KMDLNJ: La libéralisation des visas ne résout pas nos problèmes

Les responsables politiques du Kosovo ne peuvent pas, ne peuvent pas et n'osent pas fixer des délais pour la libéralisation des visas, car cela dépend des acteurs internationaux, mais ils doivent insister sur les normes que les pays de la région ont eues et n'acceptent pas les conditions qu'ils n'ont pas exigées.
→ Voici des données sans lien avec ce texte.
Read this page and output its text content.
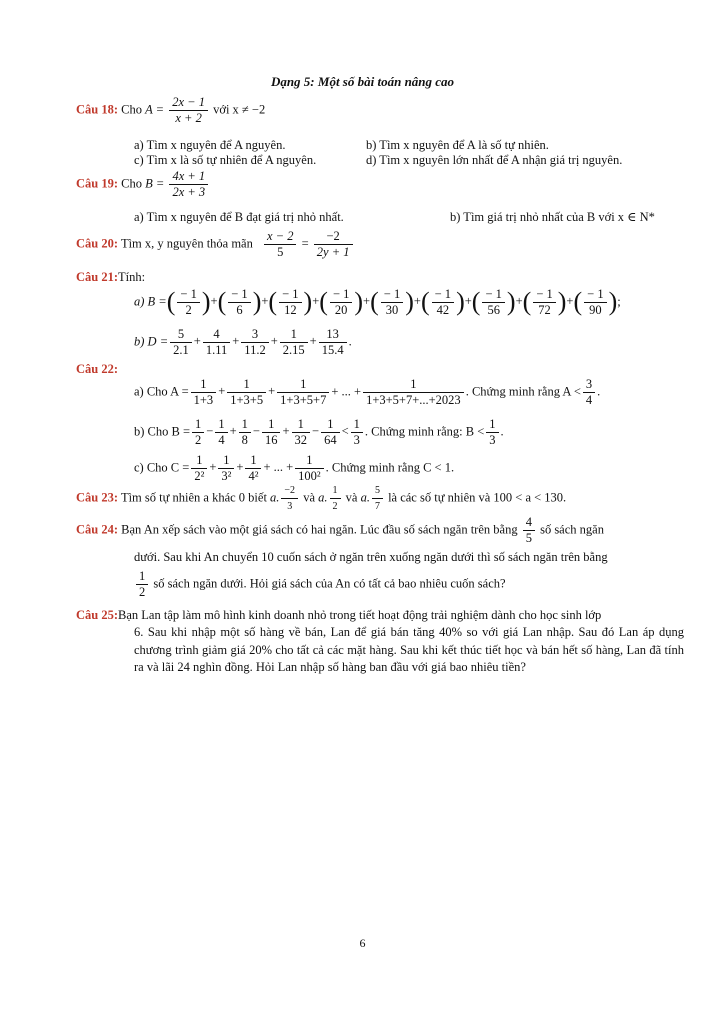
Dạng 5: Một số bài toán nâng cao
Câu 18: Cho $A = \frac{2x - 1}{x + 2}$ với x ≠ −2
a) Tìm x nguyên để A nguyên.	b) Tìm x nguyên để A là số tự nhiên.
c) Tìm x là số tự nhiên để A nguyên.	d) Tìm x nguyên lớn nhất để A nhận giá trị nguyên.
Câu 19: Cho $B = \frac{4x + 1}{2x + 3}$
a) Tìm x nguyên để B đạt giá trị nhỏ nhất.	b) Tìm giá trị nhỏ nhất của B với x ∈ N*
Câu 20: Tìm x, y nguyên thỏa mãn $\frac{x - 2}{5} = \frac{-2}{2y + 1}$
Câu 21:Tính:
a) B =( $\frac{- 1}{2}$ )+( $\frac{- 1}{6}$ )+( $\frac{- 1}{12}$ )+( $\frac{- 1}{20}$ )+( $\frac{- 1}{30}$ )+( $\frac{- 1}{42}$ )+( $\frac{- 1}{56}$ )+( $\frac{- 1}{72}$ )+( $\frac{- 1}{90}$ );
b) $D = \frac{5}{2.1} + \frac{4}{1.11} + \frac{3}{11.2} + \frac{1}{2.15} + \frac{13}{15.4}$ .
Câu 22:
a) Cho $A = \frac{1}{1+3} + \frac{1}{1+3+5} + \frac{1}{1+3+5+7}$ + ... + $\frac{1}{1+3+5+7+...+2023}$ . Chứng minh rằng $A < \frac{3}{4}$ .
b) Cho $B = \frac{1}{2} - \frac{1}{4} + \frac{1}{8} - \frac{1}{16} + \frac{1}{32} - \frac{1}{64} < \frac{1}{3}$ . Chứng minh rằng: $B < \frac{1}{3}$ .
c) Cho $C = \frac{1}{\text{2²}} + \frac{1}{\text{3²}} + \frac{1}{\text{4²}}$ + ... + $\frac{1}{\text{100²}}$ . Chứng minh rằng C < 1.
Câu 23: Tìm số tự nhiên a khác 0 biết a. $\frac{-2}{3}$ và a. $\frac{1}{2}$ và a. $\frac{5}{7}$ là các số tự nhiên và 100 < a < 130.
Câu 24: Bạn An xếp sách vào một giá sách có hai ngăn. Lúc đầu số sách ngăn trên bằng $\frac{4}{5}$ số sách ngăn
dưới. Sau khi An chuyển 10 cuốn sách ở ngăn trên xuống ngăn dưới thì số sách ngăn trên bằng
$\frac{1}{2}$ số sách ngăn dưới. Hỏi giá sách của An có tất cả bao nhiêu cuốn sách?
Câu 25:Bạn Lan tập làm mô hình kinh doanh nhỏ trong tiết hoạt động trải nghiệm dành cho học sinh lớp
6. Sau khi nhập một số hàng về bán, Lan để giá bán tăng 40% so với giá Lan nhập. Sau đó Lan áp dụng chương trình giảm giá 20% cho tất cả các mặt hàng. Sau khi kết thúc tiết học và bán hết số hàng, Lan đã tính ra và lãi 24 nghìn đồng. Hỏi Lan nhập số hàng ban đầu với giá bao nhiêu tiền?
6
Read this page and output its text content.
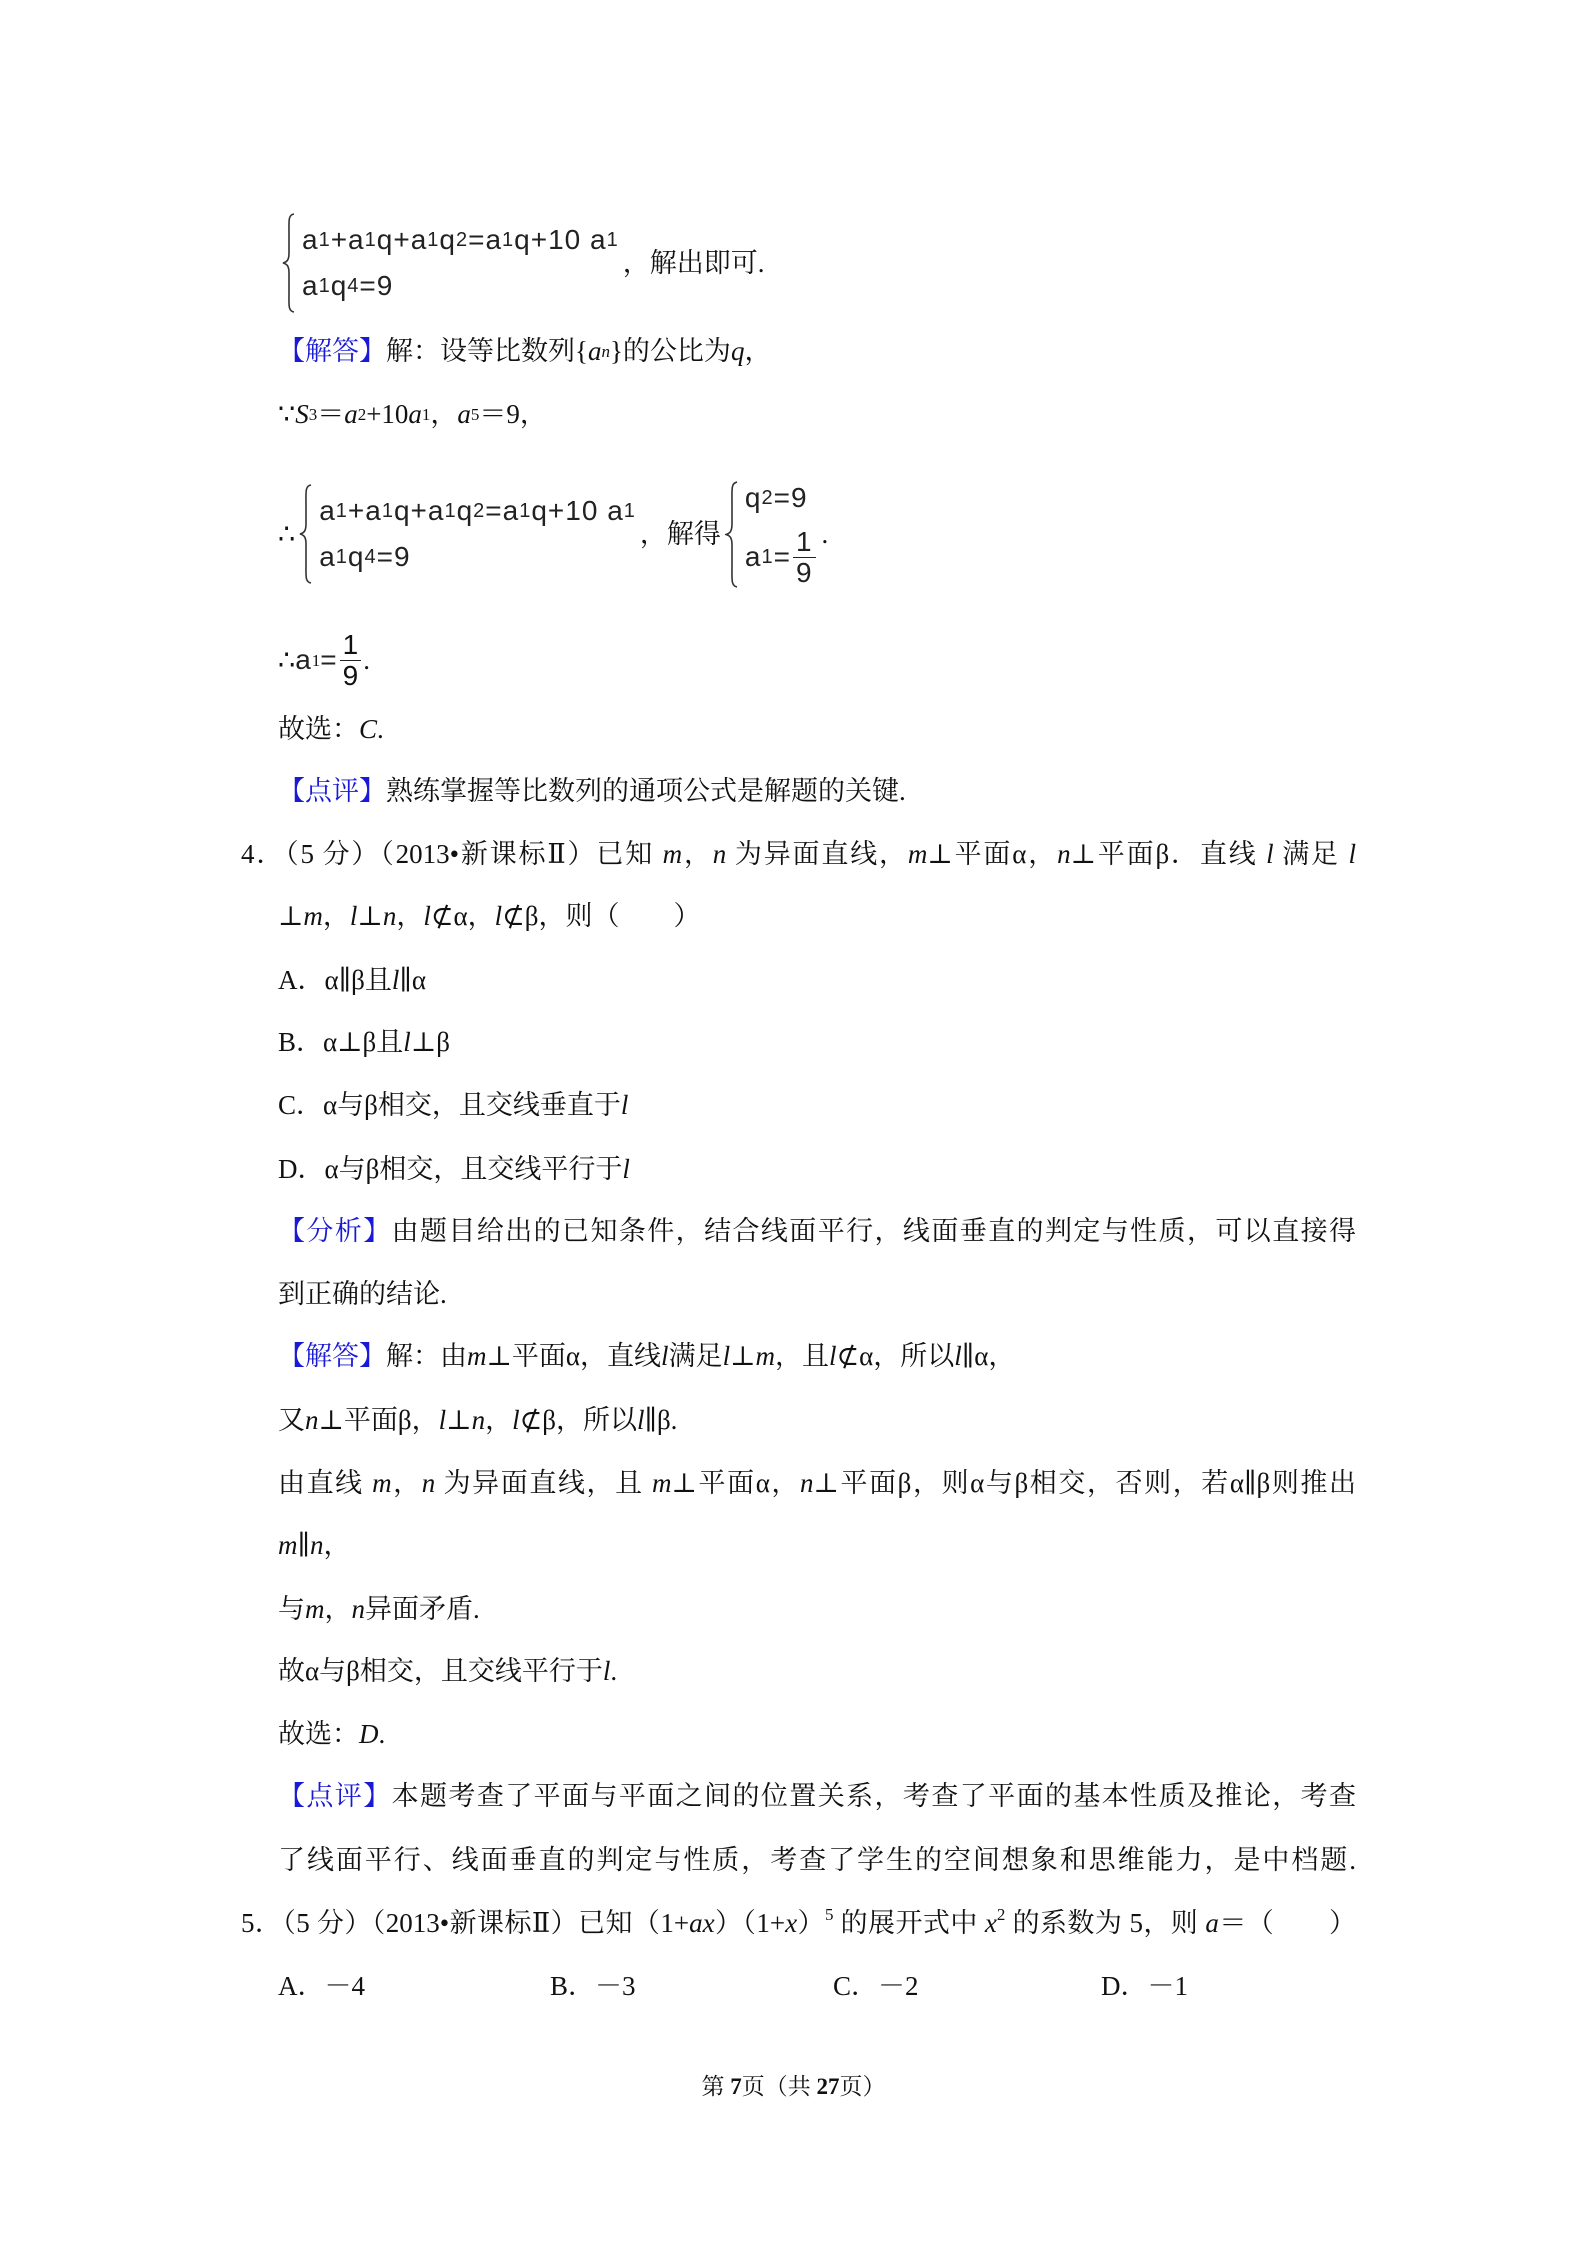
a 1 +a 1 q+a 1 q 2 =a 1 q+10 a 1
a 1 q 4 =9
，解出即可.
【解答】 解：设等比数列{ a n }的公比为 q ，
∵ S 3 ＝ a 2 +10 a 1 ， a 5 ＝9，
∴
a 1 +a 1 q+a 1 q 2 =a 1 q+10 a 1
a 1 q 4 =9
，解得
q 2 =9
a $1 = \frac{1}{9}$ .
∴ a $1 = \frac{1}{9}$ .
故选： C .
【点评】 熟练掌握等比数列的通项公式是解题的关键.
4．（5 分）（2013•新课标Ⅱ）已知 m，n 为异面直线，m⊥平面α，n⊥平面β．直线 l 满足 l
⊥ m ， l ⊥ n ， l ⊄α， l ⊄β，则（　　）
A．α∥β且 l ∥α
B．α⊥β且 l ⊥β
C．α与β相交，且交线垂直于 l
D．α与β相交，且交线平行于 l
【分析】由题目给出的已知条件，结合线面平行，线面垂直的判定与性质，可以直接得
到正确的结论.
【解答】 解：由 m ⊥平面α，直线 l 满足 l ⊥ m ，且 l ⊄α，所以 l ∥α，
又 n ⊥平面β， l ⊥ n ， l ⊄β，所以 l ∥β.
由直线 m，n 为异面直线，且 m⊥平面α，n⊥平面β，则α与β相交，否则，若α∥β则推出
m ∥ n ，
与 m ， n 异面矛盾.
故α与β相交，且交线平行于 l .
故选： D .
【点评】本题考查了平面与平面之间的位置关系，考查了平面的基本性质及推论，考查
了线面平行、线面垂直的判定与性质，考查了学生的空间想象和思维能力，是中档题.
5．（5 分）（2013•新课标Ⅱ）已知$(1+ax)(1+x)^5$ 的展开式中 $x^2$ 的系数为 5，则 a＝（　　）
A．－4	B．－3	C．－2	D．－1
第 7页（共 27页）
C'est ce qu'il dit dans une réaction aux médias [...]
C'est pourquoi il est dit dans une réaction aux médias de la KMDLNJ concernant la libéralisation des visas pour les citoyens du Kosovo, dernier pays de la région qui ne jouit pas de ce droit.
La KMDLNJ considère que la libéralisation des visas ne peut résoudre les problèmes de la pauvreté, du chômage majeur, de l'incertitude politique du fait de l'intervention flagrante de la Serbie, mais que le droit à la libre circulation doit être tout de même valable, sans restrictions, et non en fixant des conditions spécifiques et en utilisant le chantage qui est en totale opposition à la Déclaration universelle des droits de l'homme des Nations unies.
“Actuellement, le Kosovo est au fond du puits, si sa main de salut peut être étendue et s'il peut récupérer sinon il y aura beaucoup de problèmes. Les droits de l'homme sont protégés, respectés et promus selon le principe de l'universalité, sans recourir à deux poids, deux mesures comme si elles avaient jusqu'à présent été prises au Kosovo par ceux qui nous légalisent pour ces droits”, déclare le KMDLNJ.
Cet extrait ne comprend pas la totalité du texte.